Solve $(x+1)^2y + (y+1)^2x=0, x, y \in \mathbb{Z} $

Question

Solve $$(x+1)^2y + (y+1)^2x=0, x, y \in \mathbb{Z} $$

I kind of know the only integer solutions are $\{0, 0\}, \{-1, -1\}$ but I don't know how to prove that

Answer 1

Working in modulo $x$, we have $y \equiv 0 \pmod x$, i.e. $x$ divides $y$. By symmetry, $y$ divides $x$. So we must have $y = \pm x$.

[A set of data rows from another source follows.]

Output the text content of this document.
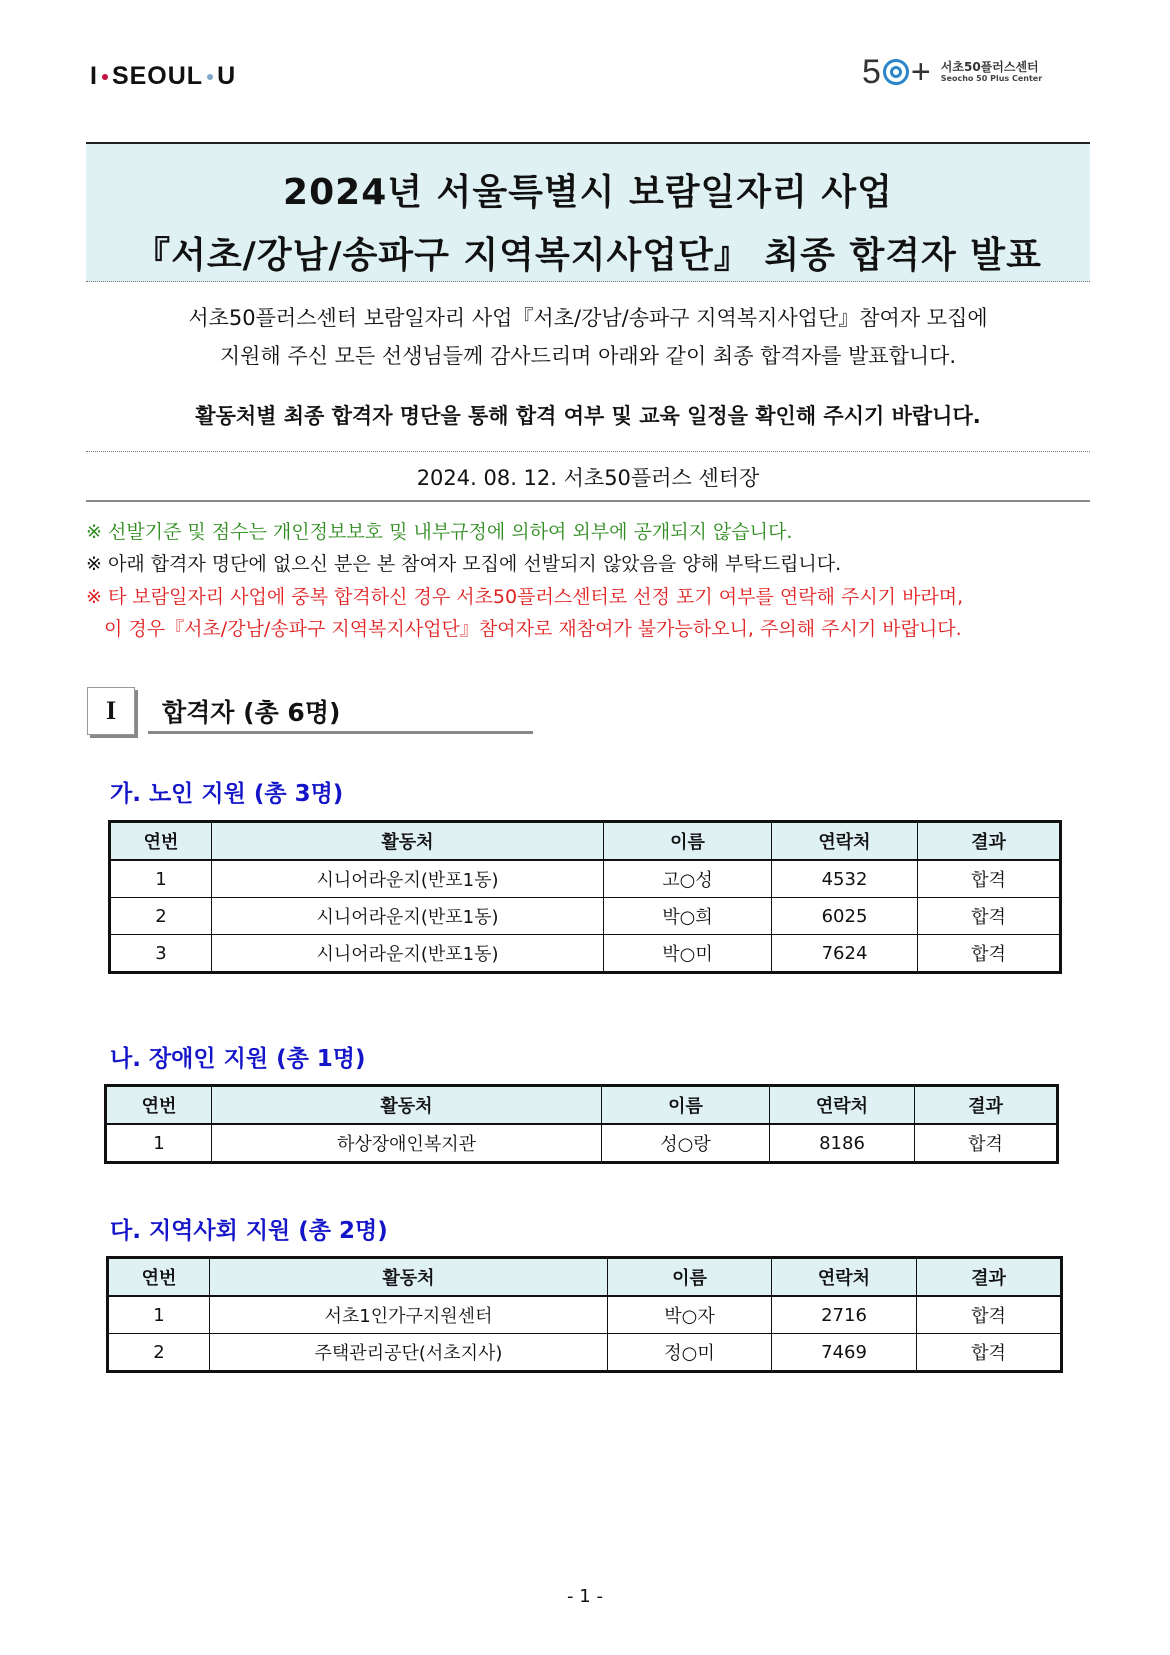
I SEOUL U	5 + 서초50플러스센터
Seocho 50 Plus Center
2024년 서울특별시 보람일자리 사업
『서초/강남/송파구 지역복지사업단』 최종 합격자 발표
서초50플러스센터 보람일자리 사업『서초/강남/송파구 지역복지사업단』참여자 모집에
지원해 주신 모든 선생님들께 감사드리며 아래와 같이 최종 합격자를 발표합니다.
활동처별 최종 합격자 명단을 통해 합격 여부 및 교육 일정을 확인해 주시기 바랍니다.
2024. 08. 12. 서초50플러스 센터장
※ 선발기준 및 점수는 개인정보보호 및 내부규정에 의하여 외부에 공개되지 않습니다.
※ 아래 합격자 명단에 없으신 분은 본 참여자 모집에 선발되지 않았음을 양해 부탁드립니다.
※ 타 보람일자리 사업에 중복 합격하신 경우 서초50플러스센터로 선정 포기 여부를 연락해 주시기 바라며,
이 경우『서초/강남/송파구 지역복지사업단』참여자로 재참여가 불가능하오니, 주의해 주시기 바랍니다.
I	합격자 (총 6명)
가. 노인 지원 (총 3명)
연번	활동처	이름	연락처	결과
1	시니어라운지(반포1동)	고○성	4532	합격
2	시니어라운지(반포1동)	박○희	6025	합격
3	시니어라운지(반포1동)	박○미	7624	합격
나. 장애인 지원 (총 1명)
연번	활동처	이름	연락처	결과
1	하상장애인복지관	성○랑	8186	합격
다. 지역사회 지원 (총 2명)
연번	활동처	이름	연락처	결과
1	서초1인가구지원센터	박○자	2716	합격
2	주택관리공단(서초지사)	정○미	7469	합격
- 1 -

$y=x$ gives $2(x+1)^2 x = 0$, which yields solutions $(0,0)$ and $(-1,-1)$.

$y=-x$ gives $-x(x+1)^2+(1-x)^2x=0$, which we factorise as $x((1-x)^2-(x+1)^2)=0$. So either $x=0$, yielding $(0,0)$ again, or $(1-x)^2 = (x+1)^2$, which again yields $x=0$.

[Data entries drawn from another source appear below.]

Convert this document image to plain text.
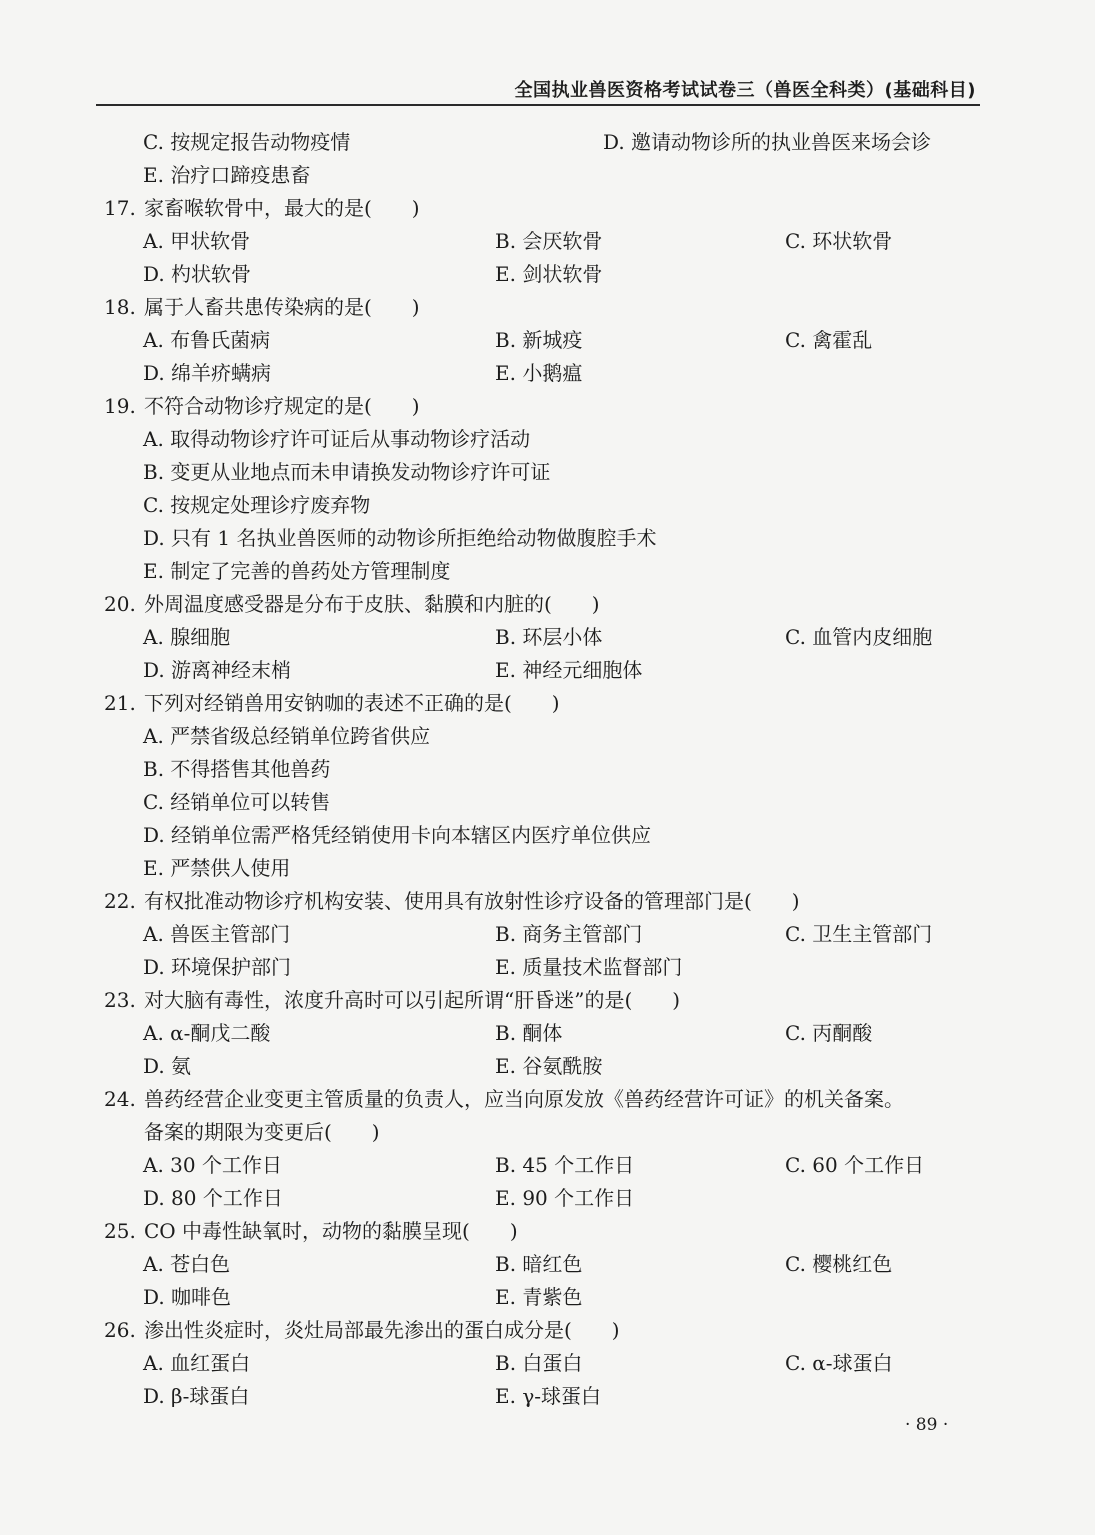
全国执业兽医资格考试试卷三（兽医全科类）(基础科目)
C. 按规定报告动物疫情	D. 邀请动物诊所的执业兽医来场会诊
E. 治疗口蹄疫患畜
17. 家畜喉软骨中，最大的是(　　)
A. 甲状软骨	B. 会厌软骨	C. 环状软骨
D. 杓状软骨	E. 剑状软骨
18. 属于人畜共患传染病的是(　　)
A. 布鲁氏菌病	B. 新城疫	C. 禽霍乱
D. 绵羊疥螨病	E. 小鹅瘟
19. 不符合动物诊疗规定的是(　　)
A. 取得动物诊疗许可证后从事动物诊疗活动
B. 变更从业地点而未申请换发动物诊疗许可证
C. 按规定处理诊疗废弃物
D. 只有 1 名执业兽医师的动物诊所拒绝给动物做腹腔手术
E. 制定了完善的兽药处方管理制度
20. 外周温度感受器是分布于皮肤、黏膜和内脏的(　　)
A. 腺细胞	B. 环层小体	C. 血管内皮细胞
D. 游离神经末梢	E. 神经元细胞体
21. 下列对经销兽用安钠咖的表述不正确的是(　　)
A. 严禁省级总经销单位跨省供应
B. 不得搭售其他兽药
C. 经销单位可以转售
D. 经销单位需严格凭经销使用卡向本辖区内医疗单位供应
E. 严禁供人使用
22. 有权批准动物诊疗机构安装、使用具有放射性诊疗设备的管理部门是(　　)
A. 兽医主管部门	B. 商务主管部门	C. 卫生主管部门
D. 环境保护部门	E. 质量技术监督部门
23. 对大脑有毒性，浓度升高时可以引起所谓“肝昏迷”的是(　　)
A. α-酮戊二酸	B. 酮体	C. 丙酮酸
D. 氨	E. 谷氨酰胺
24. 兽药经营企业变更主管质量的负责人，应当向原发放《兽药经营许可证》的机关备案。
备案的期限为变更后(　　)
A. 30 个工作日	B. 45 个工作日	C. 60 个工作日
D. 80 个工作日	E. 90 个工作日
25. CO 中毒性缺氧时，动物的黏膜呈现(　　)
A. 苍白色	B. 暗红色	C. 樱桃红色
D. 咖啡色	E. 青紫色
26. 渗出性炎症时，炎灶局部最先渗出的蛋白成分是(　　)
A. 血红蛋白	B. 白蛋白	C. α-球蛋白
D. β-球蛋白	E. γ-球蛋白
· 89 ·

So $(-1,-1)$ and $(0,0)$ are indeed the only solutions.

Answer 2

As you have seen, $(0,0)$ and $(-1,-1)$ are solutions.

Therefore, we assume that $(x,y)\neq (0,0), (-1,-1)$. By assumption, we have $$(x+1)^2y=-(y+1)^2x.\tag{1}$$ Since $x$ and $(x+1)$ is relatively prime, $x$ must divide $y$. Similarly, since $y$ and $(y+1)$ are relatively prime, $y$ must divide $x$. Therefore, we must have $x=\pm y$. But this is impossible: If $x=y$, it follows from $(1)$ that $(x+1)^2x=-(x+1)^2x$, which gives $1=-1$ since $x\neq 0,-1$. Similarly, if $x=-y$, it follows from $(1)$ that $(x+1)^2x=(-x+1)^2x$, which gives $(x+1)^2=(-x+1)^2$ which is only true when $x=0$.

To conclude, $(0,0)$ and $(-1,-1)$ are only solutions.

Answer 3

Rewrite it like this: $$xy(x+y)+4xy+x+y=0$$ and let $a=x+y$ so $$xy = -{a\over a+4}$$ then $a+4\mid a$ so $$a+4\mid (a+4)-a =4\implies a+4\in \{-4,-2,-1,1,2,4\}$$

So $a\in \{-8,-6,-5,-3,-2,0\}$

• If $a=0$ then $xy =0$ and $y=-x$ so $x=y=0$
• If $a=-2$ then $xy =1$ and $y=-x-2$ so $x=y=-1$
• If $a=-3$ then $xy =3$ and $y=-x-3$ and no solution
• If $a=-5$ then $xy =-5$ and $y=-x-5$ and no solution
• If $a=-6$ then $xy =-3$ and $y=-x-6$ and no solution
• If $a=-8$ then $xy =-2$ and $y=-x-8$ and no solution.

Answer 4

Here's an interesting solution:

Define $a,b \in \mathbb{Z}$ such that $a=x+1$ and $b=y+1$, we get $$(x+1)^2y+(y+1)^2x=0 \implies a^2(b-1)+b^2(a-1)=0$$ $$\iff ab(a+b)=a^2+b^2$$ Now, define $m,n \in \mathbb{Z}$ such that $m=a+b$ and $n=ab$, we get $$mn=m^2-2n\iff n=\frac{m^2}{m+2}$$ $$m \equiv -2 \pmod{m+2} \implies m^2 \equiv4 \equiv0 \pmod{m+2}$$ So $k(m+2)=4 \implies m+2 \in \{1,4,-4,-1,2,-2\}$ $$\implies (m,n) \in \{(-1,1),(2,1),(-6,-9),(-3,-9),(0,0),(-4,-8)\}$$ It can be investigated noting that the equation $$x^2-mx+n=0 \tag{1}$$ has roots $a,b$ and we shall find such integers $a,b$ We get that the only solutions that work for $(m,n)$ are $(0,0)$ and $(2,1)$ getting $a=b=0 \implies x=y=-1$ or $a=b=1 \implies x=y=0$